Several parameters need to be considered in the shaft line calculation: possible increase in the bearing’s span, increase of the rotor weight, runaway speed modification and operating speed variation. The most critical feature for shaft line safety is the bending natural frequency. Fulfilling usual margin criteria may impact the overall machine layout.
Increase in thrust load, converter losses and the slip ring filtration system need to be reconsidered — both for the sizing and the routing of the water-cooling system. Special attention must be paid to the water velocity in the existing embedded pipes in order to avoid ageing of the pipes.
Converting a motor-generator to variable speed, either complete or the rotor only, takes time. Specifically, the new wound rotor would need to be assembled on-site. Nevertheless, the rotor and stator will be assembled prior to unit shutdown. Furthermore, given the work to be done to upgrade the hydraulics, the motor-generator replacement is unlikely to have a significant impact on time, taking no longer than it would for standard hydraulic refurbishment.

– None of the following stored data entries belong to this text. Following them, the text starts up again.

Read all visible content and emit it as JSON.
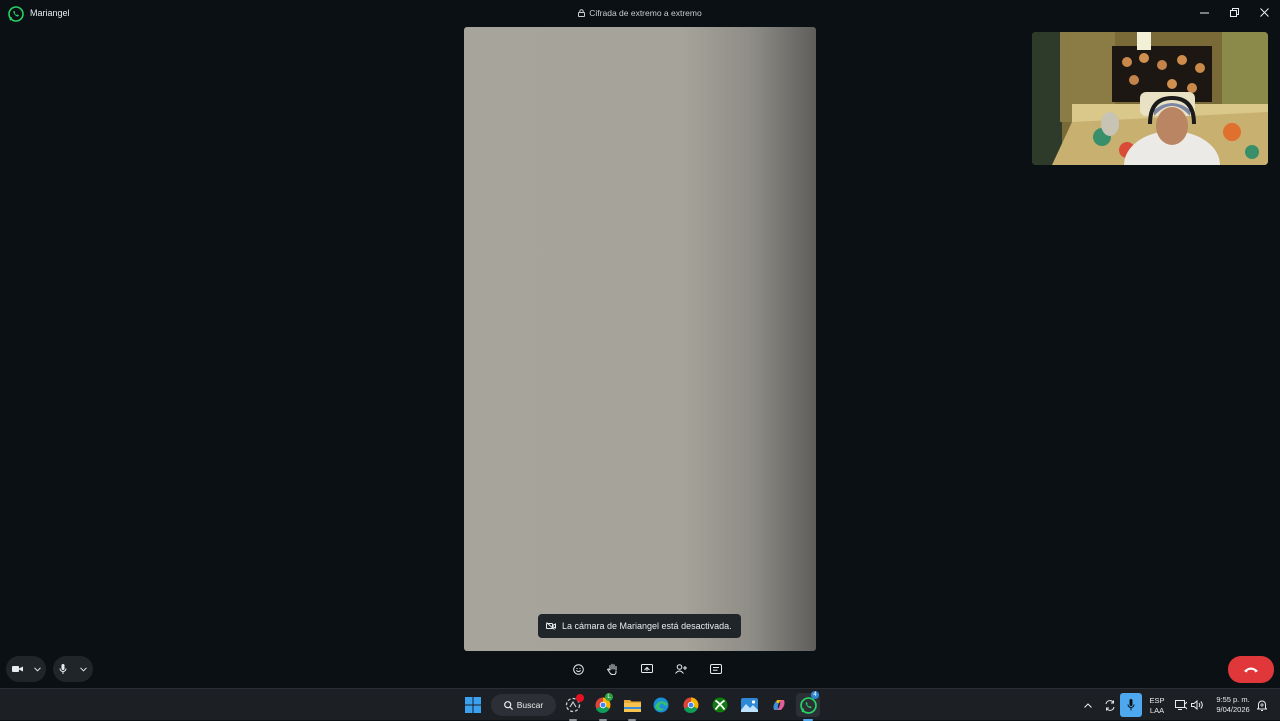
{
  "window": {
    "contact_name": "Mariangel",
    "encryption_label": "Cifrada de extremo a extremo"
  },
  "toast": {
    "text": "La cámara de Mariangel está desactivada."
  },
  "call_controls": {
    "left": [
      "video-camera-icon",
      "chevron-down-icon",
      "microphone-icon",
      "chevron-down-icon"
    ],
    "center": [
      "emoji-icon",
      "raise-hand-icon",
      "screen-share-icon",
      "add-person-icon",
      "chat-icon"
    ],
    "end_call": "phone-hangup-icon"
  },
  "taskbar": {
    "search_label": "Buscar",
    "pinned_icons": [
      "windows-start-icon",
      "search-icon",
      "badge-app-icon",
      "chrome-profile-icon",
      "file-explorer-icon",
      "edge-icon",
      "chrome-icon",
      "xbox-icon",
      "photos-icon",
      "copilot-icon",
      "whatsapp-icon"
    ],
    "whatsapp_badge": "4",
    "chrome_badge": "L"
  },
  "tray": {
    "language": "ESP",
    "layout": "LAA",
    "time": "9:55 p. m.",
    "date": "9/04/2026"
  },
  "colors": {
    "background": "#0b1014",
    "end_call": "#e0383a",
    "whatsapp_green": "#25d366",
    "taskbar": "#1c1f24"
  }
}
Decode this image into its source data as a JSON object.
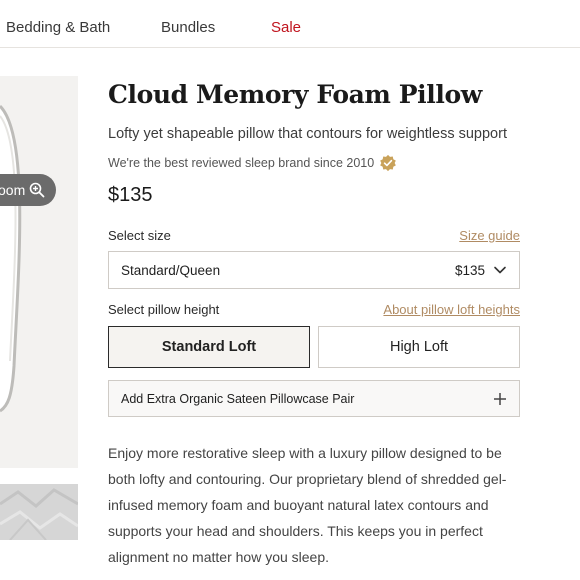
{
  "nav": {
    "items": [
      "Bedding & Bath",
      "Bundles",
      "Sale"
    ]
  },
  "gallery": {
    "zoom_label": "oom",
    "zoom_icon": "zoom-in-icon"
  },
  "product": {
    "title": "Cloud Memory Foam Pillow",
    "subtitle": "Lofty yet shapeable pillow that contours for weightless support",
    "tagline": "We're the best reviewed sleep brand since 2010",
    "tagline_icon": "verified-badge-icon",
    "price": "$135",
    "size": {
      "label": "Select size",
      "guide_link": "Size guide",
      "selected": "Standard/Queen",
      "selected_price": "$135"
    },
    "height": {
      "label": "Select pillow height",
      "about_link": "About pillow loft heights",
      "options": [
        "Standard Loft",
        "High Loft"
      ],
      "selected": "Standard Loft"
    },
    "addon": {
      "label": "Add Extra Organic Sateen Pillowcase Pair"
    },
    "description": "Enjoy more restorative sleep with a luxury pillow designed to be both lofty and contouring. Our proprietary blend of shredded gel-infused memory foam and buoyant natural latex contours and supports your head and shoulders. This keeps you in perfect alignment no matter how you sleep."
  },
  "colors": {
    "sale": "#c0141e",
    "link": "#b08b63",
    "badge": "#c9a25a"
  }
}
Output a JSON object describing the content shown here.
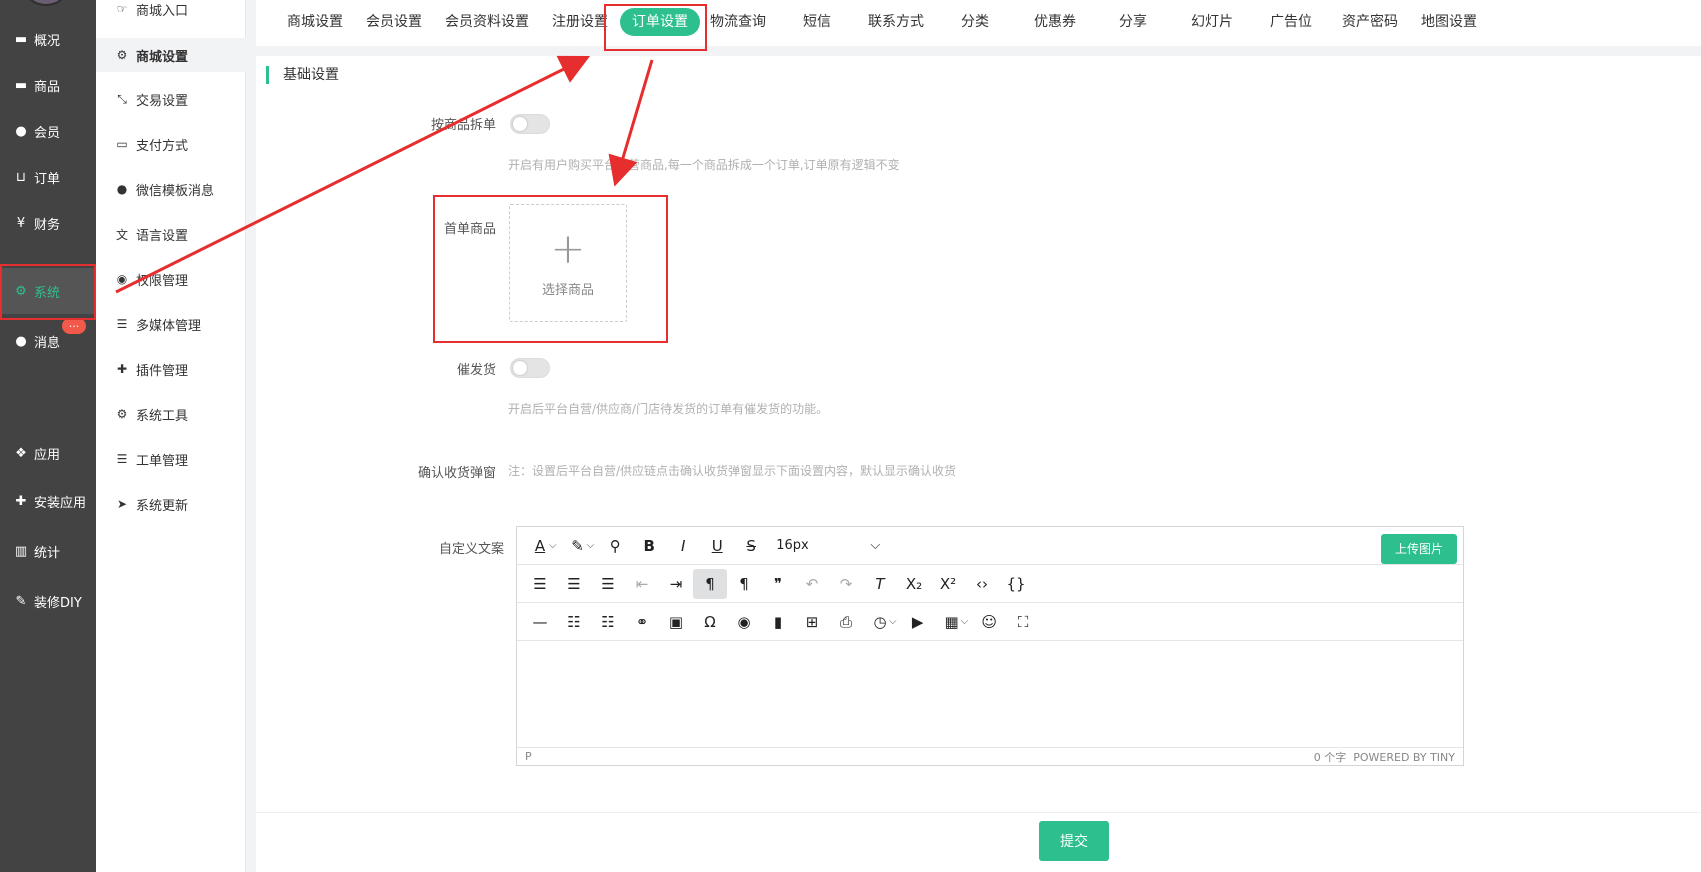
{
  "nav": {
    "items": [
      {
        "label": "概况",
        "icon": "dashboard-icon"
      },
      {
        "label": "商品",
        "icon": "box-icon"
      },
      {
        "label": "会员",
        "icon": "users-icon"
      },
      {
        "label": "订单",
        "icon": "cart-icon"
      },
      {
        "label": "财务",
        "icon": "yen-icon"
      },
      {
        "label": "系统",
        "icon": "gears-icon"
      },
      {
        "label": "消息",
        "icon": "chat-icon"
      },
      {
        "label": "应用",
        "icon": "cubes-icon"
      },
      {
        "label": "安装应用",
        "icon": "puzzle-icon"
      },
      {
        "label": "统计",
        "icon": "bar-chart-icon"
      },
      {
        "label": "装修DIY",
        "icon": "hammer-icon"
      }
    ],
    "badge": "..."
  },
  "submenu": {
    "items": [
      {
        "label": "商城入口",
        "icon": "hand-point-icon"
      },
      {
        "label": "商城设置",
        "icon": "gear-icon"
      },
      {
        "label": "交易设置",
        "icon": "exchange-icon"
      },
      {
        "label": "支付方式",
        "icon": "credit-card-icon"
      },
      {
        "label": "微信模板消息",
        "icon": "wechat-icon"
      },
      {
        "label": "语言设置",
        "icon": "language-icon"
      },
      {
        "label": "权限管理",
        "icon": "gamepad-icon"
      },
      {
        "label": "多媒体管理",
        "icon": "list-icon"
      },
      {
        "label": "插件管理",
        "icon": "puzzle-icon"
      },
      {
        "label": "系统工具",
        "icon": "gear-icon"
      },
      {
        "label": "工单管理",
        "icon": "list-icon"
      },
      {
        "label": "系统更新",
        "icon": "paper-plane-icon"
      }
    ]
  },
  "tabs": [
    "商城设置",
    "会员设置",
    "会员资料设置",
    "注册设置",
    "订单设置",
    "物流查询",
    "短信",
    "联系方式",
    "分类",
    "优惠券",
    "分享",
    "幻灯片",
    "广告位",
    "资产密码",
    "地图设置"
  ],
  "main": {
    "section_title": "基础设置",
    "split_label": "按商品拆单",
    "split_hint": "开启有用户购买平台自营商品,每一个商品拆成一个订单,订单原有逻辑不变",
    "first_goods_label": "首单商品",
    "select_goods": "选择商品",
    "urge_label": "催发货",
    "urge_hint": "开启后平台自营/供应商/门店待发货的订单有催发货的功能。",
    "confirm_label": "确认收货弹窗",
    "confirm_hint": "注：设置后平台自营/供应链点击确认收货弹窗显示下面设置内容，默认显示确认收货",
    "custom_text_label": "自定义文案"
  },
  "editor": {
    "font_size": "16px",
    "upload_label": "上传图片",
    "status_path": "P",
    "word_count": "0 个字",
    "powered": "POWERED BY TINY"
  },
  "footer": {
    "submit": "提交"
  },
  "colors": {
    "accent": "#2ebf8f",
    "nav_bg": "#434343",
    "annotation": "#e62e2e"
  }
}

Converting existing synchronous units into variable speed is an expedient and cost-effective solution to increase power regulation capabilities for plant operators. It also facilitates the integration of intermittent renewable energy generation into the electrical grid. However, some constraints and limitations must be fully assessed before such a conversion may be undertaken. Constraints coming from civil structures or the hydraulic circuit would be the most difficult and most costly to overcome.
EDF and Alstom, based on their respective experience in pumped-storage plant design and operation, have made such an assessment in order to upgrade a 270 MVA existing unit into a 300 MVA variable speed machine.
Jean Marc Henry is a technical integrator and Frederic Maurer is an electrical engineer with Alstom Hydro. Jean-Louis Drommi is an electrical expert and Thierry Sautereau is a mechanical engineer with Electricite de France.